At the outset I had opted for dialogical approach to raise and discuss contrary views and ancillary issues. That to me appears to be the best way of dealing with such a multidimensional issue but had a hitch that it lapses into mannerisms which I dislike. The change in style leaves some of the aspects sidelined and ther treatment becomes one dimensional. For example I promised to compare almost verbatim repetitions of Indian ideas in the Bible without discussing the most controversial book MANUSMRITI which occasionally has been mistaken as a religious scripture by some otherwise brilliant brains. We must delve deeper into the subject to assess its authenticity as well as its value as a law book.}
MANUSMRITI
Of all the law books why was only this given prominence? It may be accidental let us suppose. Muslim law books were there, England had neither a law book nor a constitution, it followed convention that worked well. For civil grievances to redress the complaints of Hindus a code book of their own was required. Tarkpanchanan, a brilliant and legendary scholar who had enjoyed the patronage of Raja Nand Kumar, the Navab of Murshidabad and fabulously granted landed property, vehicles of all sorts to be cherished by anyone at that time, more than once by his patrons and lived in a stately grandeur, had written a book based on the MANUSMRITI perhaps on the demand of the Navab of Murshidabad that passed into the hands of Company officials. They called it Gentoo Laws, a derogatory name once you know that jantu ( जन्तु) was written as Gentoo by Englishmen. It was this book which was published by the Company privately but slipped into private hands and published for general readers soon after. It was this book that Stuart Mills refers to in his History of British India. We do not know the points of deviation if any from the Manusmriti, as we have not seen it.
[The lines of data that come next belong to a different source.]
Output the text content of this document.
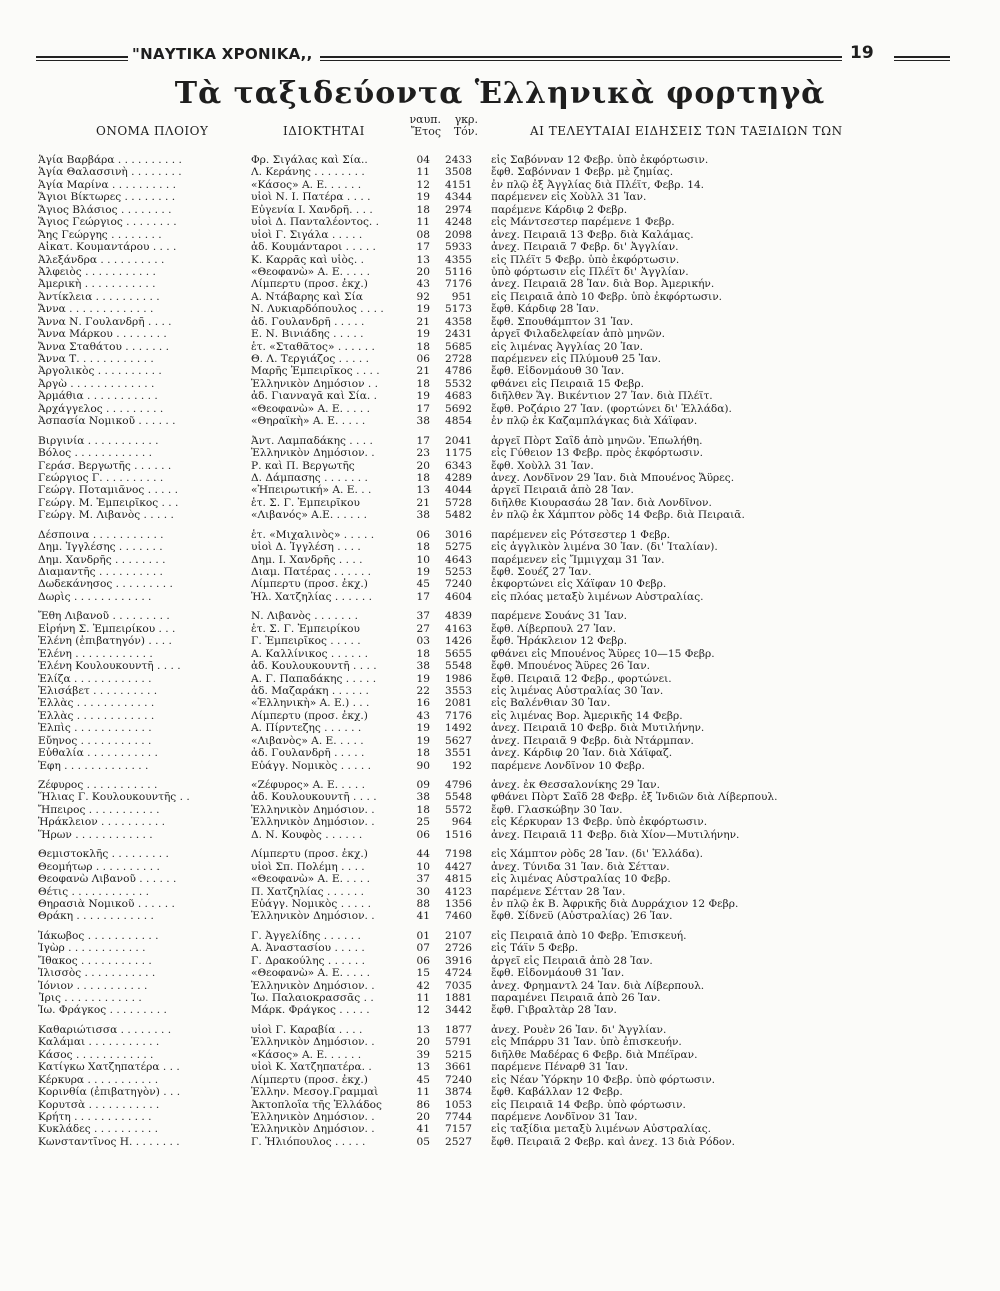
"ΝΑΥΤΙΚΑ ΧΡΟΝΙΚΑ,,	19
Τὰ ταξιδεύοντα Ἑλληνικὰ φορτηγὰ
ΟΝΟΜΑ ΠΛΟΙΟΥ	ΙΔΙΟΚΤΗΤΑΙ
ναυπ. Ἔτος
γκρ. Τόν.	ΑΙ ΤΕΛΕΥΤΑΙΑΙ ΕΙΔΗΣΕΙΣ ΤΩΝ ΤΑΞΙΔΙΩΝ ΤΩΝ
Ἁγία Βαρβάρα . . . . . . . . . .	Φρ. Σιγάλας καὶ Σία..	04	2433 εἰς Σαβόνναν 12 Φεβρ. ὑπὸ ἐκφόρτωσιν.
Ἁγία Θαλασσινὴ . . . . . . . .	Λ. Κεράνης . . . . . . . .	11	3508 ἔφθ. Σαβόνναν 1 Φεβρ. μὲ ζημίας.
Ἁγία Μαρίνα . . . . . . . . . .	«Κάσος» Α. Ε. . . . . .	12	4151 ἐν πλῷ ἐξ Ἀγγλίας διὰ Πλέϊτ, Φεβρ. 14.
Ἅγιοι Βίκτωρες . . . . . . . .	υἱοὶ Ν. Ι. Πατέρα . . . .	19	4344 παρέμενεν εἰς Χοὺλλ 31 Ἰαν.
Ἅγιος Βλάσιος . . . . . . . .	Εὐγενία Ι. Χανδρῆ. . . .	18	2974 παρέμενε Κάρδιφ 2 Φεβρ.
Ἅγιος Γεώργιος . . . . . . . .	υἱοὶ Δ. Πανταλέοντος. .	11	4248 εἰς Μάντσεστερ παρέμενε 1 Φεβρ.
Ἄης Γεώργης . . . . . . . .	υἱοὶ Γ. Σιγάλα . . . . .	08	2098 ἀνεχ. Πειραιᾶ 13 Φεβρ. διὰ Καλάμας.
Αἰκατ. Κουμαντάρου . . . .	ἀδ. Κουμάνταροι . . . . .	17	5933 ἀνεχ. Πειραιᾶ 7 Φεβρ. δι' Ἀγγλίαν.
Ἀλεξάνδρα . . . . . . . . . .	Κ. Καρρᾶς καὶ υἱὸς. .	13	4355 εἰς Πλέϊτ 5 Φεβρ. ὑπὸ ἐκφόρτωσιν.
Ἀλφειὸς . . . . . . . . . . .	«Θεοφανὼ» Α. Ε. . . . .	20	5116 ὑπὸ φόρτωσιν εἰς Πλέϊτ δι' Ἀγγλίαν.
Ἀμερικὴ . . . . . . . . . . .	Λίμπερτυ (προσ. ἐκχ.)	43	7176 ἀνεχ. Πειραιᾶ 28 Ἰαν. διὰ Βορ. Ἀμερικήν.
Ἀντίκλεια . . . . . . . . . .	Α. Ντάβαρης καὶ Σία	92	951 εἰς Πειραιᾶ ἀπὸ 10 Φεβρ. ὑπὸ ἐκφόρτωσιν.
Ἄννα . . . . . . . . . . . . .	Ν. Λυκιαρδόπουλος . . . .	19	5173 ἔφθ. Κάρδιφ 28 Ἰαν.
Ἄννα Ν. Γουλανδρῆ . . . .	ἀδ. Γουλανδρῆ . . . . .	21	4358 ἔφθ. Σπουθάμπτον 31 Ἰαν.
Ἄννα Μάρκου . . . . . . . .	Ε. Ν. Βινιάδης . . . . .	19	2431 ἀργεῖ Φιλαδελφείαν ἀπὸ μηνῶν.
Ἄννα Σταθάτου . . . . . . .	ἑτ. «Σταθᾶτος» . . . . . .	18	5685 εἰς λιμένας Ἀγγλίας 20 Ἰαν.
Ἄννα Τ. . . . . . . . . . . .	Θ. Λ. Τεργιάζος . . . . .	06	2728 παρέμενεν εἰς Πλύμουθ 25 Ἰαν.
Ἀργολικὸς . . . . . . . . . .	Μαρῆς Ἐμπειρῖκος . . . .	21	4786 ἔφθ. Εἰδονμάουθ 30 Ἰαν.
Ἀργὼ . . . . . . . . . . . . .	Ἑλληνικὸν Δημόσιον . .	18	5532 φθάνει εἰς Πειραιᾶ 15 Φεβρ.
Ἀρμάθια . . . . . . . . . . .	ἀδ. Γιανναγᾶ καὶ Σία. .	19	4683 διῆλθεν Ἅγ. Βικέντιον 27 Ἰαν. διὰ Πλέϊτ.
Ἀρχάγγελος . . . . . . . . .	«Θεοφανὼ» Α. Ε. . . . .	17	5692 ἔφθ. Ροζάριο 27 Ἰαν. (φορτώνει δι' Ἑλλάδα).
Ἀσπασία Νομικοῦ . . . . . .	«Θηραϊκὴ» Α. Ε. . . . .	38	4854 ἐν πλῷ ἐκ Καζαμπλάγκας διὰ Χάϊφαν.
Βιργινία . . . . . . . . . . .	Ἀντ. Λαμπαδάκης . . . .	17	2041 ἀργεῖ Πὸρτ Σαῒδ ἀπὸ μηνῶν. Ἐπωλήθη.
Βόλος . . . . . . . . . . . .	Ἑλληνικὸν Δημόσιον. .	23	1175 εἰς Γύθειον 13 Φεβρ. πρὸς ἐκφόρτωσιν.
Γεράσ. Βεργωτῆς . . . . . .	Ρ. καὶ Π. Βεργωτῆς	20	6343 ἔφθ. Χοὺλλ 31 Ἰαν.
Γεώργιος Γ. . . . . . . . . .	Δ. Δάμπασης . . . . . . .	18	4289 ἀνεχ. Λονδῖνον 29 Ἰαν. διὰ Μπουένος Ἄϋρες.
Γεώργ. Ποταμιᾶνος . . . . .	«Ἠπειρωτική» Α. Ε. . .	13	4044 ἀργεῖ Πειραιᾶ ἀπὸ 28 Ἰαν.
Γεώργ. Μ. Ἐμπειρῖκος . . .	ἑτ. Σ. Γ. Ἐμπειρῖκου	21	5728 διῆλθε Κιουρασάω 28 Ἰαν. διὰ Λονδῖνον.
Γεώργ. Μ. Λιβανὸς . . . . .	«Λιβανός» Α.Ε. . . . . .	38	5482 ἐν πλῷ ἐκ Χάμπτον ρὸδς 14 Φεβρ. διὰ Πειραιᾶ.
Δέσποινα . . . . . . . . . . .	ἑτ. «Μιχαλινὸς» . . . . .	06	3016 παρέμενεν εἰς Ρότσεστερ 1 Φεβρ.
Δημ. Ἰγγλέσης . . . . . . .	υἱοὶ Δ. Ἰγγλέση . . . .	18	5275 εἰς ἀγγλικὸν λιμένα 30 Ἰαν. (δι' Ἰταλίαν).
Δημ. Χανδρῆς . . . . . . . .	Δημ. Ι. Χανδρῆς . . . .	10	4643 παρέμενεν εἰς Ἴμμιγχαμ 31 Ἰαν.
Διαμαντῆς . . . . . . . . . .	Διαμ. Πατέρας . . . . . .	19	5253 ἔφθ. Σουέζ 27 Ἰαν.
Δωδεκάνησος . . . . . . . . .	Λίμπερτυ (προσ. ἐκχ.)	45	7240 ἐκφορτώνει εἰς Χάϊφαν 10 Φεβρ.
Δωρὶς . . . . . . . . . . . .	Ἡλ. Χατζηλίας . . . . . .	17	4604 εἰς πλόας μεταξὺ λιμένων Αὐστραλίας.
Ἔθη Λιβανοῦ . . . . . . . . .	Ν. Λιβανὸς . . . . . . .	37	4839 παρέμενε Σουάνς 31 Ἰαν.
Εἰρήνη Σ. Ἐμπειρίκου . . .	ἑτ. Σ. Γ. Ἐμπειρίκου	27	4163 ἔφθ. Λίβερπουλ 27 Ἰαν.
Ἑλένη (ἐπιβατηγόν) . . . .	Γ. Ἐμπειρῖκος . . . . .	03	1426 ἔφθ. Ἡράκλειον 12 Φεβρ.
Ἑλένη . . . . . . . . . . . .	Α. Καλλίνικος . . . . . .	18	5655 φθάνει εἰς Μπουένος Ἄϋρες 10—15 Φεβρ.
Ἑλένη Κουλουκουντῆ . . . .	ἀδ. Κουλουκουντῆ . . . .	38	5548 ἔφθ. Μπουένος Ἄϋρες 26 Ἰαν.
Ἑλίζα . . . . . . . . . . . .	Α. Γ. Παπαδάκης . . . . .	19	1986 ἔφθ. Πειραιᾶ 12 Φεβρ., φορτώνει.
Ἐλισάβετ . . . . . . . . . .	ἀδ. Μαζαράκη . . . . . .	22	3553 εἰς λιμένας Αὐστραλίας 30 Ἰαν.
Ἑλλὰς . . . . . . . . . . . .	«Ἑλληνικὴ» Α. Ε.) . . .	16	2081 εἰς Βαλένθιαν 30 Ἰαν.
Ἑλλὰς . . . . . . . . . . . .	Λίμπερτυ (προσ. ἐκχ.)	43	7176 εἰς λιμένας Βορ. Ἀμερικῆς 14 Φεβρ.
Ἐλπὶς . . . . . . . . . . . .	Α. Πίρντεζης . . . . . .	19	1492 ἀνεχ. Πειραιᾶ 10 Φεβρ. διὰ Μυτιλήνην.
Εὔηνος . . . . . . . . . . .	«Λιβανὸς» Α. Ε. . . . .	19	5627 ἀνεχ. Πειραιᾶ 9 Φεβρ. διὰ Ντάρμπαν.
Εὐθαλία . . . . . . . . . . .	ἀδ. Γουλανδρῆ . . . . .	18	3551 ἀνεχ. Κάρδιφ 20 Ἰαν. διὰ Χάϊφαζ.
Ἐφη . . . . . . . . . . . . .	Εὐάγγ. Νομικὸς . . . . .	90	192 παρέμενε Λονδῖνον 10 Φεβρ.
Ζέφυρος . . . . . . . . . . .	«Ζέφυρος» Α. Ε. . . . .	09	4796 ἀνεχ. ἐκ Θεσσαλονίκης 29 Ἰαν.
Ἥλιας Γ. Κουλουκουντῆς . .	ἀδ. Κουλουκουντῆ . . . .	38	5548 φθάνει Πὸρτ Σαῒδ 28 Φεβρ. ἐξ Ἰνδιῶν διὰ Λίβερπουλ.
Ἤπειρος . . . . . . . . . . .	Ἑλληνικὸν Δημόσιον. .	18	5572 ἔφθ. Γλασκώβην 30 Ἰαν.
Ἡράκλειον . . . . . . . . . .	Ἑλληνικὸν Δημόσιον. .	25	964 εἰς Κέρκυραν 13 Φεβρ. ὑπὸ ἐκφόρτωσιν.
Ἥρων . . . . . . . . . . . .	Δ. Ν. Κουφὸς . . . . . .	06	1516 ἀνεχ. Πειραιᾶ 11 Φεβρ. διὰ Χίον—Μυτιλήνην.
Θεμιστοκλῆς . . . . . . . . .	Λίμπερτυ (προσ. ἐκχ.)	44	7198 εἰς Χάμπτον ρὸδς 28 Ἰαν. (δι' Ἑλλάδα).
Θεομήτωρ . . . . . . . . . .	υἱοὶ Σπ. Πολέμη . . . .	10	4427 ἀνεχ. Τύνιδα 31 Ἰαν. διὰ Σέτταν.
Θεοφανὼ Λιβανοῦ . . . . . .	«Θεοφανὼ» Α. Ε. . . . .	37	4815 εἰς λιμένας Αὐστραλίας 10 Φεβρ.
Θέτις . . . . . . . . . . . .	Π. Χατζηλίας . . . . . .	30	4123 παρέμενε Σέτταν 28 Ἰαν.
Θηρασιὰ Νομικοῦ . . . . . .	Εὐάγγ. Νομικὸς . . . . .	88	1356 ἐν πλῷ ἐκ Β. Ἀφρικῆς διὰ Δυρράχιον 12 Φεβρ.
Θράκη . . . . . . . . . . . .	Ἑλληνικὸν Δημόσιον. .	41	7460 ἔφθ. Σίδνεϋ (Αὐστραλίας) 26 Ἰαν.
Ἰάκωβος . . . . . . . . . . .	Γ. Ἀγγελίδης . . . . . .	01	2107 εἰς Πειραιᾶ ἀπὸ 10 Φεβρ. Ἐπισκευή.
Ἰγὼρ . . . . . . . . . . . .	Α. Ἀναστασίου . . . . .	07	2726 εἰς Τάϊν 5 Φεβρ.
Ἴθακος . . . . . . . . . . .	Γ. Δρακούλης . . . . . .	06	3916 ἀργεῖ εἰς Πειραιᾶ ἀπὸ 28 Ἰαν.
Ἰλισσὸς . . . . . . . . . . .	«Θεοφανὼ» Α. Ε. . . . .	15	4724 ἔφθ. Εἰδονμάουθ 31 Ἰαν.
Ἰόνιον . . . . . . . . . . .	Ἑλληνικὸν Δημόσιον. .	42	7035 ἀνεχ. Φρημαντλ 24 Ἰαν. διὰ Λίβερπουλ.
Ἶρις . . . . . . . . . . . .	Ἰω. Παλαιοκρασσᾶς . .	11	1881 παραμένει Πειραιᾶ ἀπὸ 26 Ἰαν.
Ἰω. Φράγκος . . . . . . . . .	Μάρκ. Φράγκος . . . . .	12	3442 ἔφθ. Γιβραλτὰρ 28 Ἰαν.
Καθαριώτισσα . . . . . . . .	υἱοὶ Γ. Καραβία . . . .	13	1877 ἀνεχ. Ρουὲν 26 Ἰαν. δι' Ἀγγλίαν.
Καλάμαι . . . . . . . . . . .	Ἑλληνικὸν Δημόσιον. .	20	5791 εἰς Μπάρρυ 31 Ἰαν. ὑπὸ ἐπισκευήν.
Κάσος . . . . . . . . . . . .	«Κάσος» Α. Ε. . . . . .	39	5215 διῆλθε Μαδέρας 6 Φεβρ. διὰ Μπέϊραν.
Κατίγκω Χατζηπατέρα . . .	υἱοὶ Κ. Χατζηπατέρα. .	13	3661 παρέμενε Πέναρθ 31 Ἰαν.
Κέρκυρα . . . . . . . . . . .	Λίμπερτυ (προσ. ἐκχ.)	45	7240 εἰς Νέαν Ὑόρκην 10 Φεβρ. ὑπὸ φόρτωσιν.
Κορινθία (ἐπιβατηγὸν) . . .	Ἑλλην. Μεσογ.Γραμμαὶ	11	3874 ἔφθ. Καβάλλαν 12 Φεβρ.
Κορυτσὰ . . . . . . . . . . .	Ἀκτοπλοΐα τῆς Ἑλλάδος	86	1053 εἰς Πειραιᾶ 14 Φεβρ. ὑπὸ φόρτωσιν.
Κρήτη . . . . . . . . . . . .	Ἑλληνικὸν Δημόσιον. .	20	7744 παρέμενε Λονδῖνον 31 Ἰαν.
Κυκλάδες . . . . . . . . . .	Ἑλληνικὸν Δημόσιον. .	41	7157 εἰς ταξίδια μεταξὺ λιμένων Αὐστραλίας.
Κωνσταντῖνος Η. . . . . . . .	Γ. Ἡλιόπουλος . . . . .	05	2527 ἔφθ. Πειραιᾶ 2 Φεβρ. καὶ ἀνεχ. 13 διὰ Ρόδον.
When William Jones decided to get an authoritative version he employed the same Jagannath Tarkapanchanan on a fabulous fee of Re 3000 a month, i.e 36000 a year, while the Englishman who had translated Muslim law book from Persian got the maximum to a British scholar Re 2000 per month, say two thirds of the fee paid to the assistant of William Jones. The copy of the MANUSMRITI relied upon was also from a Bengali scholar kulluk Bhatt.
We have no information regarding any interpolation made by Tarkapanchanan nor his personal demeanor raises suspicions, not even the fabulous fee paid as he was in a position to bargain undermining his British rivals. He composed verses in Sanskrit with due command and was capable of inserting at will if he chose or was invited to do that. But that is nowhere near an evidence.
One thing of course is certain, authenticity of this version has been challenged by competent authorities.”Over fifty manuscripts of the Manusmriti are now known, but the earliest discovered, most translated and presumed authentic version since the 18th century has been the ‘Calcutta manuscript with Kulluka Bhatta commentary’. Modern scholarship states that its presumed authenticity is false, and the various manuscripts of Manusmriti discovered in India are inconsistent with each other, and within themselves, raising concerns of its authenticity, insertions and interpolations made into the text in later times.”(Wikipedia)
The most controversial of it’s provisions are those pertaining to the Shudras that agitated even as balanced a thinker as Dr. Ambedkar, who burnt a copy of it. We, examining the controversial version, find there was definitely an interpolation in this regard, because the text suffered from contradictions. How could the same book provide that a Brahmin should not refuse food from the hands of Shudras while out on begging spree:आर्धिक: कुलमित्रं च गोपालो दास नापित:, एते शूद्रेषु भोज्यान्ना यश्चात्मानं निवेदयेत। ४.२५३
Sanctions imposed on free movement of women of any age without an escort had again been made an issue by feminists gone berserk. We do not know how many societies are even to day safe for women to move freely with police presence, light arrangement, means of transport so improved.
There are provisions more favourable to a shudra vis a vis a Brahmin in matters of similar offence.
But we do not consider it a book for today nor evaluate it thus. We must see the time and find any book in any other society parallel or even approximately close to it. There in none.